Who this is for
Field linguists and linguistics students with lots of recorded audio clips that may need some processing to be usable. If your recordings are too quiet, or there’s too much silence at the beginning/end, this app helps you clean them up quickly — no need to process files one-by-one.
- Batch process entire folders (recursively) of WAV files
- Two normalization intents:
- Peak dBFS — best for acoustic analysis (Praat, etc.)
- LUFS — best for consistent listening volume
- Optional auto-trim of leading/trailing silence
- Choose output bit depth: 16-bit, 24-bit, or keep original
- Preview a random sample before you run the full batch
Quick start (non‑developers)
macOS (DMG)
- Download the DMG using the button above.

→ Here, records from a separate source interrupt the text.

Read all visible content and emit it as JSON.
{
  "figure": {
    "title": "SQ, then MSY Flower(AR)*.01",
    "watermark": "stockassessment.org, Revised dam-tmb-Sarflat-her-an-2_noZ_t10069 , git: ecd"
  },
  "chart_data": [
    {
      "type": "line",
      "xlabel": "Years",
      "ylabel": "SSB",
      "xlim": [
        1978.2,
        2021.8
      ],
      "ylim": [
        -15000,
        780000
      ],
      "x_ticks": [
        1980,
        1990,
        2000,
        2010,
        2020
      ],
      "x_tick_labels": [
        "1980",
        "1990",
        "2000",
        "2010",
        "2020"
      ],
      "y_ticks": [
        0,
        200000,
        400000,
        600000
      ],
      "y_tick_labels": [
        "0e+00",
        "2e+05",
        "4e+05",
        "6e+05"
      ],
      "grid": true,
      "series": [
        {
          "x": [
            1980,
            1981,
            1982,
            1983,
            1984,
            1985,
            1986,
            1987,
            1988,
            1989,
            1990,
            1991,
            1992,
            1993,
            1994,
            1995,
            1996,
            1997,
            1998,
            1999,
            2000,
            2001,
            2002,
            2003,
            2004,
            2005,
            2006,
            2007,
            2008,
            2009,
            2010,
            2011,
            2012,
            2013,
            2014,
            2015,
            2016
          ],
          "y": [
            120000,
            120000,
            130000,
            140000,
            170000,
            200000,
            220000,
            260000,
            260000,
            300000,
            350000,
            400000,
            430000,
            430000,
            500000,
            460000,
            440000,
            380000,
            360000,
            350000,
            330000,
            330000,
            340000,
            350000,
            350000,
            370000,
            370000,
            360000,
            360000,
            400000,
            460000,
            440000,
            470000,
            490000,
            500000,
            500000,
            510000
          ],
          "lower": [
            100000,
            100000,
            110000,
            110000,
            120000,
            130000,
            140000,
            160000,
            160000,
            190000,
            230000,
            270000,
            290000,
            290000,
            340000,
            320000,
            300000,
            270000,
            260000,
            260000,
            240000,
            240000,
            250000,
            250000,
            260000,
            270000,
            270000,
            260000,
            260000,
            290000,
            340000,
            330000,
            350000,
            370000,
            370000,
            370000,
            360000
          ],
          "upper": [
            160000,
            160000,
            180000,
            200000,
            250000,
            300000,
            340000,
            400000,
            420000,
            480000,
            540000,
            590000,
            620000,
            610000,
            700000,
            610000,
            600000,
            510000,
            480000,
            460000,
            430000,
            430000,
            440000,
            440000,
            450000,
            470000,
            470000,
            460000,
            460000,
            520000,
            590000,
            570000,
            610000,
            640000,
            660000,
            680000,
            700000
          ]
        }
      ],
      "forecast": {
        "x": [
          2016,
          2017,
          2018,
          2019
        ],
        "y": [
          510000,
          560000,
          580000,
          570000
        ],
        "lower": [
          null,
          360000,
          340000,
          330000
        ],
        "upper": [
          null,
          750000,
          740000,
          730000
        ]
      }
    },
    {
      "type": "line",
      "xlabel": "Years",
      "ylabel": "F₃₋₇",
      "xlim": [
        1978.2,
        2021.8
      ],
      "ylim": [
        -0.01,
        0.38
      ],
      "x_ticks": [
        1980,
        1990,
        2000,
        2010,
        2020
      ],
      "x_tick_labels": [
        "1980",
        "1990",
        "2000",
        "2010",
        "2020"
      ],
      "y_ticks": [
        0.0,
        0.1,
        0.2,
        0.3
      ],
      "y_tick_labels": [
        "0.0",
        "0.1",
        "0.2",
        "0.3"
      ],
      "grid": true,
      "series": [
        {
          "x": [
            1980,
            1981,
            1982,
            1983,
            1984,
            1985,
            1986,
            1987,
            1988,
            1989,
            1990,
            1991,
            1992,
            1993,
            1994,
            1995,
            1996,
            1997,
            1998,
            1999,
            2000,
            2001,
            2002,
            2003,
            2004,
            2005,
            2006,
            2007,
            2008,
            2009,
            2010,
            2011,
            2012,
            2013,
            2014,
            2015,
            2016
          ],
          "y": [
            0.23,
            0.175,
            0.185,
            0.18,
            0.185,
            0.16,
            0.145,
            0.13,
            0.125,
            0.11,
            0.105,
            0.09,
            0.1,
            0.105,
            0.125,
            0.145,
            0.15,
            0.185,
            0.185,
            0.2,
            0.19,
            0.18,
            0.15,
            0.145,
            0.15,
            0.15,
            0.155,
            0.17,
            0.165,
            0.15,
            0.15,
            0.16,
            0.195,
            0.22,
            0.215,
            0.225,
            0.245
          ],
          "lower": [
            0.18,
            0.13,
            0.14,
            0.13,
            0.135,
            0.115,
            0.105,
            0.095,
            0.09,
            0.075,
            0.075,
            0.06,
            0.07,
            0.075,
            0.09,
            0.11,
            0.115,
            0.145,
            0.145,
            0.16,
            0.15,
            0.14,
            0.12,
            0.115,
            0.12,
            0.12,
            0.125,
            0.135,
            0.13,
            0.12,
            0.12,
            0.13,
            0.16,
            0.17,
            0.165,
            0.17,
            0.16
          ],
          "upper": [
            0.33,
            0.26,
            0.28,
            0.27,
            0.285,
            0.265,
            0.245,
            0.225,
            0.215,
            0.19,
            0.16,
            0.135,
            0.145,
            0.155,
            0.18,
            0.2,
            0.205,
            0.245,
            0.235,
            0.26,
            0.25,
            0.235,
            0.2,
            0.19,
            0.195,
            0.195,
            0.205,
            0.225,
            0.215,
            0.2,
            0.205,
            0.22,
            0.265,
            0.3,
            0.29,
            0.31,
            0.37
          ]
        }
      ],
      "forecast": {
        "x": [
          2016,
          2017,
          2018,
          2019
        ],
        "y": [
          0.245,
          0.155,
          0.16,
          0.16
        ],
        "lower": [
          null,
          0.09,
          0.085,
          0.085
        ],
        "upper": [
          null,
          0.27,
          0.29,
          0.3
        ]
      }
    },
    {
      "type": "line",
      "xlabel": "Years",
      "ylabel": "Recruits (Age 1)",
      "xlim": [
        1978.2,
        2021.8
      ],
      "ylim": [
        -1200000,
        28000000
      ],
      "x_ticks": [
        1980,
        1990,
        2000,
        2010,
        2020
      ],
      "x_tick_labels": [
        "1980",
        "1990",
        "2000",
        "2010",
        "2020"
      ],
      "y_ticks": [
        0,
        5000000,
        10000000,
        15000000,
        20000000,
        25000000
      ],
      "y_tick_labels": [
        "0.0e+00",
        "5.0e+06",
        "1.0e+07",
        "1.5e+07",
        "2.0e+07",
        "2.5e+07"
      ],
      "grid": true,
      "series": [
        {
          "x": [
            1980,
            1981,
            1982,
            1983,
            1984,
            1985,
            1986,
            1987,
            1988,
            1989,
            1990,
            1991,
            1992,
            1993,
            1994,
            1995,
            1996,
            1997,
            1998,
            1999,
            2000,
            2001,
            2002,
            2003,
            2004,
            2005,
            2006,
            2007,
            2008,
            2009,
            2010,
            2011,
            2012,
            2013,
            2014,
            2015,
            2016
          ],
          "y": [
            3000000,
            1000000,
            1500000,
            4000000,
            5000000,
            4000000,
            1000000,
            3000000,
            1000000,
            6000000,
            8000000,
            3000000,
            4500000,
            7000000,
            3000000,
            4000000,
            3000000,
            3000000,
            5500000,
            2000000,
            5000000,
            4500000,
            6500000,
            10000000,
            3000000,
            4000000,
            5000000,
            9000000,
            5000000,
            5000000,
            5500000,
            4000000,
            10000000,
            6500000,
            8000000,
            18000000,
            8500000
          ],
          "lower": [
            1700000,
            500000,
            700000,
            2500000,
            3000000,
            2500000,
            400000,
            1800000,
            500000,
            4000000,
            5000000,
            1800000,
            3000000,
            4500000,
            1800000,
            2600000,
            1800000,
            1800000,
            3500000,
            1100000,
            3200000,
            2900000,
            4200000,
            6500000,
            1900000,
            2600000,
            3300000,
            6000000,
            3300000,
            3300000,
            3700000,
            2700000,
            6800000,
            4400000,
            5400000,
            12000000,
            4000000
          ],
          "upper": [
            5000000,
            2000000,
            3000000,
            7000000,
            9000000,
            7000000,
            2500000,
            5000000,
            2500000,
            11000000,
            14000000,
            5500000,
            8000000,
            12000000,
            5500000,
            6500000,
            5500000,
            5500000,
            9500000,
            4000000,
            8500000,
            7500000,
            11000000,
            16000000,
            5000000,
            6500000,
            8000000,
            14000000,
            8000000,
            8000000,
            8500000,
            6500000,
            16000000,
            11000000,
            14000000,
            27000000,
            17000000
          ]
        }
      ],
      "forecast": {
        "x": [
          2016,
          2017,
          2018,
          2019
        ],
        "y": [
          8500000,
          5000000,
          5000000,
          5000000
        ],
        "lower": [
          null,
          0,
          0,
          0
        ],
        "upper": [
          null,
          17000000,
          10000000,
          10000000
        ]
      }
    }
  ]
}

- Open the DMG and drag “Bulk Audio Normalizer” to Applications.
- First launch: you may need to right‑click → Open and confirm (unsigned app).
Windows (Portable EXE)
- Download the EXE using the button above.
- Double‑click to run. If SmartScreen warns you, choose “More info” → “Run anyway”.
How to use
- Pick your Input folder. The app scans it (including subfolders) for WAV files.
- Pick an Output folder. It must be empty (the app enforces this to protect your files).
- Choose a Normalization intent:
- Peak dBFS: keeps peaks below a safe target (good for analysis; no limiter by default).
- LUFS: targets a listening loudness (−16 LUFS by default) with a safety limiter.
- Optionally turn on Auto‑trim to remove leading/trailing silence.
- Select Bit depth (16‑bit, 24‑bit, or Original).
- Use Preview to test a random sample of files with your settings.
- Click Start to process the whole batch. Quit the app to stop.
Screenshots
FAQ & troubleshooting
The app says my output folder must be empty.
This is by design to keep your files safe. Make a new empty folder (e.g., “normalized/”) and select that.
What’s the difference between Peak dBFS and LUFS?
Peak dBFS is ideal for acoustic analysis workflows (keeps headroom, no limiter). LUFS targets how loud audio sounds to people (−16 LUFS with a safety limiter to prevent clipping).
It’s still too quiet / too loud.
Try a different target. For Peak, typical targets are −12 to −6 dBFS. For LUFS, −16 is a common spoken‑audio target, but −18 or −14 may fit your context.
How do I stop a batch?
Quit the app. It safely stops all processing.
Do I need to install FFmpeg?
No. The app bundles FFmpeg and FFprobe internally.